By all accounts, he was one of the driving forces to reaching it after over two years of difficult negotiations between the haredim and the non-Orthodox movements.
Yet when the High Court and now MK Tamar Zandberg (Meretz) tell or plead with him to act to save the deal that he constructed to avoid the court ordering the same, Mandelblit’s notably curt response was that the controversy carried “emphatically political characteristics which do not require the decision of the attorney-general.”
This probably would not have been the approach of his predecessor, Yehuda Weinstein. Weinstein was initially willing to defend government actions of questionable legality, but, with a few exceptions, not once the High Court had threatened to declare something unconstitutional.
The questionable legality here is that the deal was put in place because a line of court rulings have started to lead to the conclusion that the Orthodox monopoly on the Kotel is illegal. That would mean the monopoly must be completely broken or that there needs to be a separate, third, egalitarian section, as specified in the deal.
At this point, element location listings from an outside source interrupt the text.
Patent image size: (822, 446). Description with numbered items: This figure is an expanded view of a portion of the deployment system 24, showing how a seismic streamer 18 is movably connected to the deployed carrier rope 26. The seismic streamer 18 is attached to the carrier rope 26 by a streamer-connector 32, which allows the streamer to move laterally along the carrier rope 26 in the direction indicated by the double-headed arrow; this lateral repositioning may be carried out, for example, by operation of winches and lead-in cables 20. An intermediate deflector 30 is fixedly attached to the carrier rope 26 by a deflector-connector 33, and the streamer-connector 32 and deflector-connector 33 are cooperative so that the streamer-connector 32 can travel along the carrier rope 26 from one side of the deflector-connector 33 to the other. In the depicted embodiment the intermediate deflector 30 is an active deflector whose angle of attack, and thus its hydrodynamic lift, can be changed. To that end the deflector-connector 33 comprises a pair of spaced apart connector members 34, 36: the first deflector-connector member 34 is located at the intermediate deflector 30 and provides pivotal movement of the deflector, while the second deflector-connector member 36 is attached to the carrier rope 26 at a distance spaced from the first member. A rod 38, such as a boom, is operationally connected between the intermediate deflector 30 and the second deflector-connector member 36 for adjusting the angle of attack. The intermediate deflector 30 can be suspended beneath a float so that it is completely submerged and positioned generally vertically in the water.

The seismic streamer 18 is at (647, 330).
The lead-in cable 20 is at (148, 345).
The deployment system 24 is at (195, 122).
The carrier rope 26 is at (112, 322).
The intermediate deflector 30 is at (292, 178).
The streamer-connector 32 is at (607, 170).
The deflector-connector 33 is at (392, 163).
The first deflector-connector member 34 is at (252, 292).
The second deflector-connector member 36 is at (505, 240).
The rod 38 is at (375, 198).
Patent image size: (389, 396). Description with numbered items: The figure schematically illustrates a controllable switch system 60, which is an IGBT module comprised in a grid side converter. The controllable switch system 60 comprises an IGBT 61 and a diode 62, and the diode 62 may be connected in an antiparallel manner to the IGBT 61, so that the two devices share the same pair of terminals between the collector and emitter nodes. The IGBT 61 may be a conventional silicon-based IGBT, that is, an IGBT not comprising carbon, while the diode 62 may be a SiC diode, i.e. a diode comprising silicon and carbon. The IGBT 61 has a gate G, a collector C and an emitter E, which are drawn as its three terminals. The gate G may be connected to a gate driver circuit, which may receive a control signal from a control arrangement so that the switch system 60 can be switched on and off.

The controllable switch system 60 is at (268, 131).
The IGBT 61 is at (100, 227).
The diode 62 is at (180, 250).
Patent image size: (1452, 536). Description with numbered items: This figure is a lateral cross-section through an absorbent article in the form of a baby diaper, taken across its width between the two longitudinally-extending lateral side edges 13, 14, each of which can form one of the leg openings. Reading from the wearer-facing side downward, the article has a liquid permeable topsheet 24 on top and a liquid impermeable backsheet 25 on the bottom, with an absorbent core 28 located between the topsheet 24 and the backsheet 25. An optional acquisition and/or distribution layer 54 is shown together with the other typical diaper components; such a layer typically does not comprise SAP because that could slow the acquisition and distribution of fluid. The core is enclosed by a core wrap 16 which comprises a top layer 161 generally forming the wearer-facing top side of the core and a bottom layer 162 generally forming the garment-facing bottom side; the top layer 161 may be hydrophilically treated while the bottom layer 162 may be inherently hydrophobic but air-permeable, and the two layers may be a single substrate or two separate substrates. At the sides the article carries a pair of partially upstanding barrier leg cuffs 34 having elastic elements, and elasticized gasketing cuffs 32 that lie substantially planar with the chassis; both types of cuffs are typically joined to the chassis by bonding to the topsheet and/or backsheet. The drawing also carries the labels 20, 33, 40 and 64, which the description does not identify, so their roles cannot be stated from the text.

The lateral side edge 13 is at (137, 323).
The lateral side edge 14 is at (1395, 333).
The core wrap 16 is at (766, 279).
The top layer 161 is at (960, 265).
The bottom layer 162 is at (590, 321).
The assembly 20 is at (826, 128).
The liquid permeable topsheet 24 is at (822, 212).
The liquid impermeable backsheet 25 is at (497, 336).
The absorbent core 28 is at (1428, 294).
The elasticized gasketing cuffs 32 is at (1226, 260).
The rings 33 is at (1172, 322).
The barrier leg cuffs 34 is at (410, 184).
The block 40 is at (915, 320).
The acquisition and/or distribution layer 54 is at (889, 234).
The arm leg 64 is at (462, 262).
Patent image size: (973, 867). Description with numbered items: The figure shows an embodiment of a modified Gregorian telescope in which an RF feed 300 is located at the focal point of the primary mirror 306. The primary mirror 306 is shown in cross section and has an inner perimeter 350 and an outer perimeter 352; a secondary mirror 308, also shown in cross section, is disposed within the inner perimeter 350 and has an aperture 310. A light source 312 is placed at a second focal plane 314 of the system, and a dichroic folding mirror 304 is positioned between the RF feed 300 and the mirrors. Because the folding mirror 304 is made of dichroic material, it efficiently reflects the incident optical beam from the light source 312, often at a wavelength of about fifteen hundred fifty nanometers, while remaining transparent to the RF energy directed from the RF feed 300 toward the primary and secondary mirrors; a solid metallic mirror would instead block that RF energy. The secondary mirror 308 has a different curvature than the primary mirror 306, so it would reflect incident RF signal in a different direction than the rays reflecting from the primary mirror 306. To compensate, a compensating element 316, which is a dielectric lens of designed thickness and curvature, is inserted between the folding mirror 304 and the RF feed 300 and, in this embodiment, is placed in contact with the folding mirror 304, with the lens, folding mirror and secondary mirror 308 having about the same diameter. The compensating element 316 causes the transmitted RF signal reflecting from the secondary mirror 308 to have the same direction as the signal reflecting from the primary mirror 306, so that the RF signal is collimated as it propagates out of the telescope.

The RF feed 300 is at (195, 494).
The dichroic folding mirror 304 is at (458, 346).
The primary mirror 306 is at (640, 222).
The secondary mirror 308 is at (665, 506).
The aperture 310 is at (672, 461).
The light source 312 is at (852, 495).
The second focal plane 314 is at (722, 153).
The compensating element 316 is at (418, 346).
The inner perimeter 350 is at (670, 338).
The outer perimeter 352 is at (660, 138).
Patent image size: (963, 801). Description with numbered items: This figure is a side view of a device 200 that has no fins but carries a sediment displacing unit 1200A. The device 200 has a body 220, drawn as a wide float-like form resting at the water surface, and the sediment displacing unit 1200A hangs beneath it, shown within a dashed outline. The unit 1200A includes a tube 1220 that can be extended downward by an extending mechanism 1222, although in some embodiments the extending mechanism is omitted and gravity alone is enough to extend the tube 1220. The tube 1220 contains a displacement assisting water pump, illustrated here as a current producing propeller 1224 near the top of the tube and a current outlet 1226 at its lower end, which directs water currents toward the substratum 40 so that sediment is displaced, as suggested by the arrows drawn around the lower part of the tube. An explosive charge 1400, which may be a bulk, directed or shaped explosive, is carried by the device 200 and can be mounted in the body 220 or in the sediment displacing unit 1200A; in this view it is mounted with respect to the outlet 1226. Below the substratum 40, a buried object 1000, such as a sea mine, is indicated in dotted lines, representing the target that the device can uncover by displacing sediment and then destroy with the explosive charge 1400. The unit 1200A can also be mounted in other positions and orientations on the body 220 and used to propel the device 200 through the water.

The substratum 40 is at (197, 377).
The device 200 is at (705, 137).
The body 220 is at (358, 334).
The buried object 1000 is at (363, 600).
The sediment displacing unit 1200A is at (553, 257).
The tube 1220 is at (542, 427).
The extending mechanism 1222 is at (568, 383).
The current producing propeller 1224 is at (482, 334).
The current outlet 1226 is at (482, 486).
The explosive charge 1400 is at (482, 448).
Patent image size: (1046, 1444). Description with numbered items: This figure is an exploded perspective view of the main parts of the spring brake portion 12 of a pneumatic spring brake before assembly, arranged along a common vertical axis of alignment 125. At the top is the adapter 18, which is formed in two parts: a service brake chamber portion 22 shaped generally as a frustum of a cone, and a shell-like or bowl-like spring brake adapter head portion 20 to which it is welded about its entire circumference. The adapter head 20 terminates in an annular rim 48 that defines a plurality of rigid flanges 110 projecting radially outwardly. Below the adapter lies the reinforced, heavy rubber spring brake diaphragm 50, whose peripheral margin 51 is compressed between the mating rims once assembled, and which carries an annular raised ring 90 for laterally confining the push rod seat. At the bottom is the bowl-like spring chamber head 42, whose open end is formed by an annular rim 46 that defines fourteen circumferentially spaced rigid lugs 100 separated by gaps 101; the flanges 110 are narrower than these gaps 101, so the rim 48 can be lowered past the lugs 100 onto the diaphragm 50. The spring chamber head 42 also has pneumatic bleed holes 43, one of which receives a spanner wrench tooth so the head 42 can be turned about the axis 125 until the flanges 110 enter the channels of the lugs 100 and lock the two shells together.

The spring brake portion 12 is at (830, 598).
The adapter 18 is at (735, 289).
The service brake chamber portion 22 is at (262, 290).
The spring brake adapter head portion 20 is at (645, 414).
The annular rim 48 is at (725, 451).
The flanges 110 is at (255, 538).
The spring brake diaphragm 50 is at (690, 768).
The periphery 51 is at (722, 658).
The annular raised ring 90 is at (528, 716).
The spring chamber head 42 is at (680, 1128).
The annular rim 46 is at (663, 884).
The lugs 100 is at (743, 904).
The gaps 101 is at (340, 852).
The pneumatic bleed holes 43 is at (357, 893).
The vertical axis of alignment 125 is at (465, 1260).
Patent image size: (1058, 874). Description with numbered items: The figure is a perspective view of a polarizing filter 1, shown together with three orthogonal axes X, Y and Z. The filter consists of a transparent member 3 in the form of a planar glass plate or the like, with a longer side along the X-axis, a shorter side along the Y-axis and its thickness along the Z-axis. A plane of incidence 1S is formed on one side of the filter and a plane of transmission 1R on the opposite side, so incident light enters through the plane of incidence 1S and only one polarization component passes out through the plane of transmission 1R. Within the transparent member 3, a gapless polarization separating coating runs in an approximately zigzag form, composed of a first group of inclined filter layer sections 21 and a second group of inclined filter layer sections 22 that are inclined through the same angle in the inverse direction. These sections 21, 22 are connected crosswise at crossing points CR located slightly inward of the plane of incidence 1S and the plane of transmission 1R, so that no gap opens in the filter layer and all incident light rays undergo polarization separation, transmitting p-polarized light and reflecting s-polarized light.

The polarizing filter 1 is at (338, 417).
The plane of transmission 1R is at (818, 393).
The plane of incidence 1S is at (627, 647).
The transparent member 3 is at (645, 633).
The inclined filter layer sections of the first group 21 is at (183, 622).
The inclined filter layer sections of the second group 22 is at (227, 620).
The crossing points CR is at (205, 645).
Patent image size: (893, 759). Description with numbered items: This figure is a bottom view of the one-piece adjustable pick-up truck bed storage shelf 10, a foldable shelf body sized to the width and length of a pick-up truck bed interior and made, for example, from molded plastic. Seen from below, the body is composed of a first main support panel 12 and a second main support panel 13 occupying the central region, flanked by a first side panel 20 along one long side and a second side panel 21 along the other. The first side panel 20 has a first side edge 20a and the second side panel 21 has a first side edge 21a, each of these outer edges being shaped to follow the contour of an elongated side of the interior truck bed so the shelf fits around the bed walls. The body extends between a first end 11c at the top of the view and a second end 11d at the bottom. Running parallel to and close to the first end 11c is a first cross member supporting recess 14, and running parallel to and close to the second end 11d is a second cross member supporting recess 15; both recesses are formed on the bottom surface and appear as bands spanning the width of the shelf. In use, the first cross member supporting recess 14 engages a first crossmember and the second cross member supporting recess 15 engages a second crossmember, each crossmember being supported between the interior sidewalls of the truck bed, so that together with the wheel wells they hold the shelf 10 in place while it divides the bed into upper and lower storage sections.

Without the deal, the allegation of unequal treatment of non-Orthodox movements returns to the fore.
Weinstein at this point might have pressed hard on Prime Minister Benjamin Netanyahu to implement the agreement. Mandelblit, however, has taken the position of some other attorney-generals and of Justice Minister Ayelet Shaked that his job is to facilitate government policy, regardless of whether he agrees or disagrees with it, provided that the policy is not patently illegal.
Mandelblit’s position, then, can be summed up as follows. He may be personally very upset (the most likely estimation) that the haredim broke the agreement and are threatening the government over its implementation. But until the High Court has ruled, and not just threatened to rule, freezing the deal is not illegal.
While wearing his old cabinet secretary’s hat, perhaps he could have threatened the haredim with political consequences. But now that he wears the attorney-general’s hat, one might even be surprised that he responded to Zandberg’s letter, since his assessment of the current debate over the deal is that it is a political issue.
Moreover, his past involvement in that respect counts against him and could make getting personally involved look, well, personal.
Assuming it is a political issue, he really does have no role and did not need to explain himself, even curtly.
And that is what is so bizarre about the current situation.
Reading between the lines, Mandelblit’s two-line letter essentially said: I do care that a legacy issue of mine is being messed with, but my current job ties my hands.
At least on this one issue, he may wish that Weinstein, a more activist attorney-general, were still in office to press his deal through.